Selon Reuters, la Chine est également sur le point de lancer un projet pilote d’échange d’eau. « La Chine a choisi sept provinces pour accueillir des marchés pilotes pour le commerce des droits d’eau, alors que le gouvernement lutte contre une crise de l’eau qui s’étend et qui menace de freiner la croissance économique et d’entraver la production alimentaire. Cette décision est le dernier signe en date de la volonté de la Chine d’utiliser des mécanismes de marché pour faire face aux problèmes environnementaux croissants. Elle a déjà lancé sept marchés pilotes pour réduire les émissions de gaz à effet de serre qui affectent le climat, et prévoit de mettre en place un système national plus tard dans la décennie » (2). Pendant ce temps en Europe, le « Blue Print to safeguard Europe’s water resources » (2012) de la Commission européenne, suggère que le commerce de l’eau pourrait être inclus comme un outil de gestion de l’eau.
L’existence de marchés de l’eau ne conduit pas immédiatement à la financiarisation de l’eau. Cependant, les marchés de l’eau facilitent la création de nouvelles classes d’actifs qui peuvent être échangées sans qu’il soit prouvé que cela contribuerait à une meilleure allocation ou gestion de l’eau.

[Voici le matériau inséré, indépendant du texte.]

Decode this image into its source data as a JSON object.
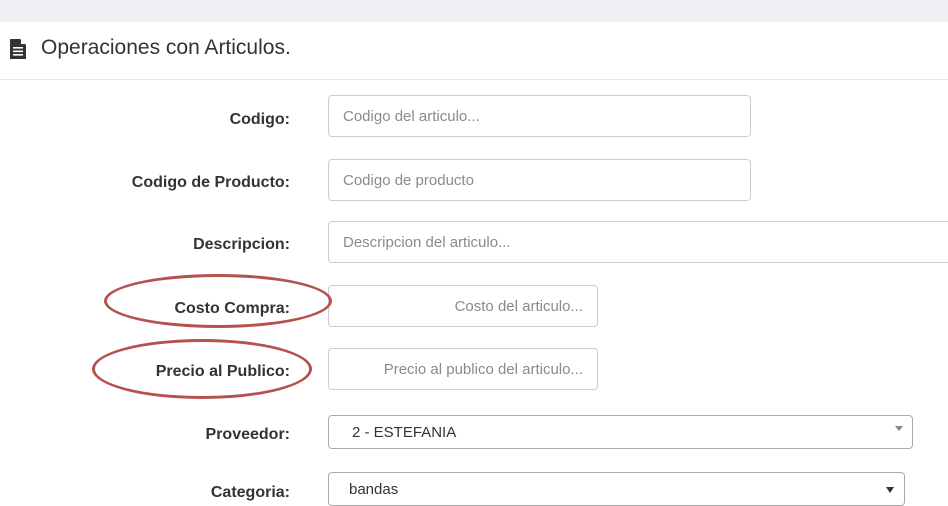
{
  "panel": {
    "icon": "document-icon",
    "title": "Operaciones con Articulos."
  },
  "form": {
    "codigo": {
      "label": "Codigo:",
      "placeholder": "Codigo del articulo..."
    },
    "codigo_producto": {
      "label": "Codigo de Producto:",
      "placeholder": "Codigo de producto"
    },
    "descripcion": {
      "label": "Descripcion:",
      "placeholder": "Descripcion del articulo..."
    },
    "costo_compra": {
      "label": "Costo Compra:",
      "placeholder": "Costo del articulo..."
    },
    "precio_publico": {
      "label": "Precio al Publico:",
      "placeholder": "Precio al publico del articulo..."
    },
    "proveedor": {
      "label": "Proveedor:",
      "value": "2 - ESTEFANIA"
    },
    "categoria": {
      "label": "Categoria:",
      "value": "bandas"
    }
  },
  "colors": {
    "annotation": "#b5514e",
    "label_text": "#333333",
    "placeholder_text": "#8a8a8a"
  }
}
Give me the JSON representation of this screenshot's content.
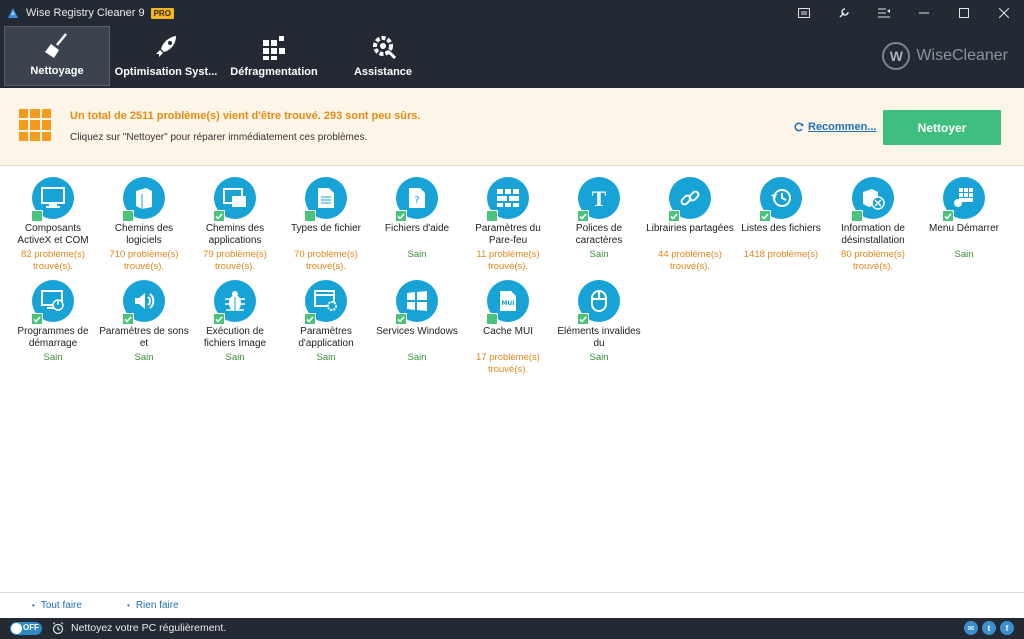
{
  "window": {
    "title": "Wise Registry Cleaner 9",
    "badge": "PRO"
  },
  "nav": {
    "items": [
      {
        "label": "Nettoyage",
        "icon": "broom-icon",
        "active": true
      },
      {
        "label": "Optimisation Syst...",
        "icon": "rocket-icon",
        "active": false
      },
      {
        "label": "Défragmentation",
        "icon": "defrag-icon",
        "active": false
      },
      {
        "label": "Assistance",
        "icon": "tools-icon",
        "active": false
      }
    ],
    "brand": "WiseCleaner",
    "brand_letter": "W"
  },
  "banner": {
    "main_text": "Un total de 2511 problème(s) vient d'être trouvé. 293 sont peu sûrs.",
    "sub_text": "Cliquez sur \"Nettoyer\" pour réparer immédiatement ces problèmes.",
    "recommend_label": "Recommen...",
    "clean_button": "Nettoyer"
  },
  "items": [
    {
      "label": "Composants ActiveX et COM",
      "status": "82 problème(s) trouvé(s).",
      "state": "warn",
      "checked": false,
      "icon": "monitor-icon"
    },
    {
      "label": "Chemins des logiciels",
      "status": "710 problème(s) trouvé(s).",
      "state": "warn",
      "checked": false,
      "icon": "software-box-icon"
    },
    {
      "label": "Chemins des applications",
      "status": "79 problème(s) trouvé(s).",
      "state": "warn",
      "checked": true,
      "icon": "app-windows-icon"
    },
    {
      "label": "Types de fichier",
      "status": "70 problème(s) trouvé(s).",
      "state": "warn",
      "checked": false,
      "icon": "file-type-icon"
    },
    {
      "label": "Fichiers d'aide",
      "status": "Sain",
      "state": "ok",
      "checked": true,
      "icon": "help-file-icon"
    },
    {
      "label": "Paramètres du Pare-feu",
      "status": "11 problème(s) trouvé(s).",
      "state": "warn",
      "checked": false,
      "icon": "firewall-icon"
    },
    {
      "label": "Polices de caractères",
      "status": "Sain",
      "state": "ok",
      "checked": true,
      "icon": "font-icon"
    },
    {
      "label": "Librairies partagées",
      "status": "44 problème(s) trouvé(s).",
      "state": "warn",
      "checked": true,
      "icon": "link-icon"
    },
    {
      "label": "Listes des fichiers",
      "status": "1418 problème(s)",
      "state": "warn",
      "checked": true,
      "icon": "history-icon"
    },
    {
      "label": "Information de désinstallation",
      "status": "80 problème(s) trouvé(s).",
      "state": "warn",
      "checked": false,
      "icon": "uninstall-icon"
    },
    {
      "label": "Menu Démarrer",
      "status": "Sain",
      "state": "ok",
      "checked": true,
      "icon": "start-menu-icon"
    },
    {
      "label": "Programmes de démarrage",
      "status": "Sain",
      "state": "ok",
      "checked": true,
      "icon": "startup-icon"
    },
    {
      "label": "Paramètres de sons et",
      "status": "Sain",
      "state": "ok",
      "checked": true,
      "icon": "speaker-icon"
    },
    {
      "label": "Exécution de fichiers Image",
      "status": "Sain",
      "state": "ok",
      "checked": true,
      "icon": "bug-icon"
    },
    {
      "label": "Paramètres d'application",
      "status": "Sain",
      "state": "ok",
      "checked": true,
      "icon": "app-settings-icon"
    },
    {
      "label": "Services Windows",
      "status": "Sain",
      "state": "ok",
      "checked": true,
      "icon": "windows-icon"
    },
    {
      "label": "Cache MUI",
      "status": "17 problème(s) trouvé(s).",
      "state": "warn",
      "checked": false,
      "icon": "mui-file-icon"
    },
    {
      "label": "Eléments invalides du",
      "status": "Sain",
      "state": "ok",
      "checked": true,
      "icon": "mouse-icon"
    }
  ],
  "footer": {
    "select_all": "Tout faire",
    "select_none": "Rien faire"
  },
  "statusbar": {
    "toggle_label": "OFF",
    "text": "Nettoyez votre PC régulièrement."
  },
  "colors": {
    "accent": "#17a3d6",
    "warn": "#e0861b",
    "ok": "#3a8e3a",
    "clean_button": "#3fbf7f",
    "banner_text": "#e88b12"
  }
}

Il est indéniable de constater le défi que pose la disponibilité de l’eau aujourd’hui et dans le futur, considérant les changements climatiques qui posent déjà des problèmes géopolitiques tel que le stress hydrique au Proche-Orient. Il est aussi pertinent d’apprendre que l’approvisionnement en eau et son financement est sujet à des améliorations possibles afin d’offrir de meilleurs outils à la décision en termes de gestion de risque.
Cependant, la question se pose de savoir si les contrats à terme échangés à Wall Street soient la meilleure idée pour atteindre cet objectif. L’interrogation sous-jacente serait alors de se demander si l’eau doit être considérée comme une simple ressource naturelle ou comme un bien commun fondamental. Les courtiers de Wall Street et les Nations Unies semblent avoir pris position. Dans un contexte où les guerres commerciales semblent s’accentuer pour prendre le contrôle sur des ressources et savoirs stratégiques, nul ne peut nier l’importance capitale de l’eau dans ces débats.